Dr. Stephenson laid out a plan for what volume eating might look like for you:
- Breakfast: A big bowl of mixed fresh berries, with or without a dollop of yoghurt (she prefers plant-based types, but nonfat Greek yoghurt is also fine for those who tolerate dairy).
- Lunch: A large salad filled with a variety of fresh raw veggies with some protein, such as a half cup of white beans or three ounces of shrimp.
- Dinner: Some lean protein, such as fish or air-fried tofu, with several different steamed veggies.
- Snacks: An apple, orange, or pear, or as many raw veggies as you like, with a small amount of hummus for dipping. Try making your own hummus by blending chickpeas and edamame, lemon juice, and garlic, instead of using sesame butter and added oil, for even more fibre and less fat.
"Compare this to a standard American way of eating, and you can see how this kind of regular diet will result in a normalization of body weight fairly easily, especially since you don't really have to worry about portion sizes for most plant foods," Dr. Stephenson said. "Just go easy on the higher-fat foods, including nuts and avocado, but get your protein in, and weight loss will be imminent. No need to count, tally, or fret."
She also offered one rule of thumb that will almost always maximise volume while minimizing energy density: "Stick to real whole foods without adding any oil or sugar." For example, sauté in vegetable broth and get sweetness from fruit. "Your palate will adjust quickly, and before you know it, extra sugar and oil won't be appealing," Dr. Stephenson explained.
Are There Any Side Effects to Volume Eating?

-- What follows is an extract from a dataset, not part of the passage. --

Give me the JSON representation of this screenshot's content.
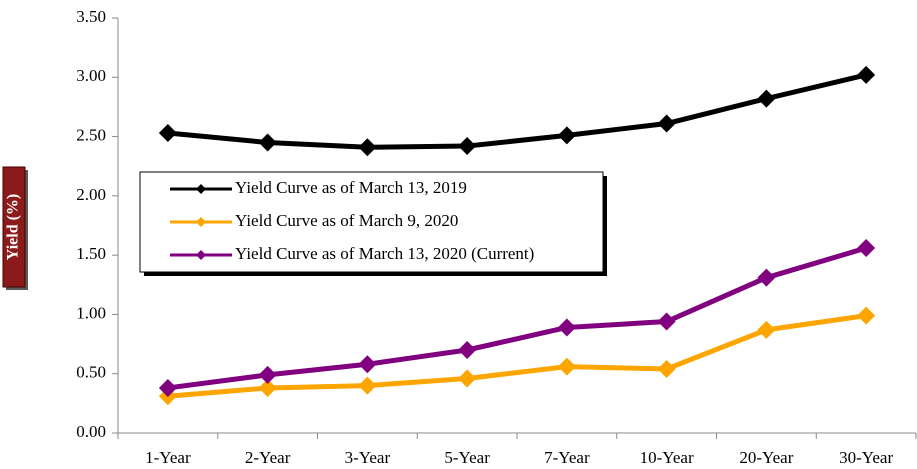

Although volume eating is generally considered healthy, there could be side effects for those who suffer from IBS. "Foods that trigger IBS are usually high volume — for example, watermelon, aubergine, broccoli, and cabbage," Soare said. "If you have undiagnosed IBS, these high-volume vegetables could set off bloating, stomach pain, constipation, and in some cases, also diarrhoea.
"As a registered dietitian, I still recommend adopting a high-volume diet," she explained. "Before starting, however, you should first find out if you suffer from IBS and adopt a specific low-FODMAP diet first." Even if you don't have any digestive issues, it's always a good idea to consult your doctor before trying to lose weight.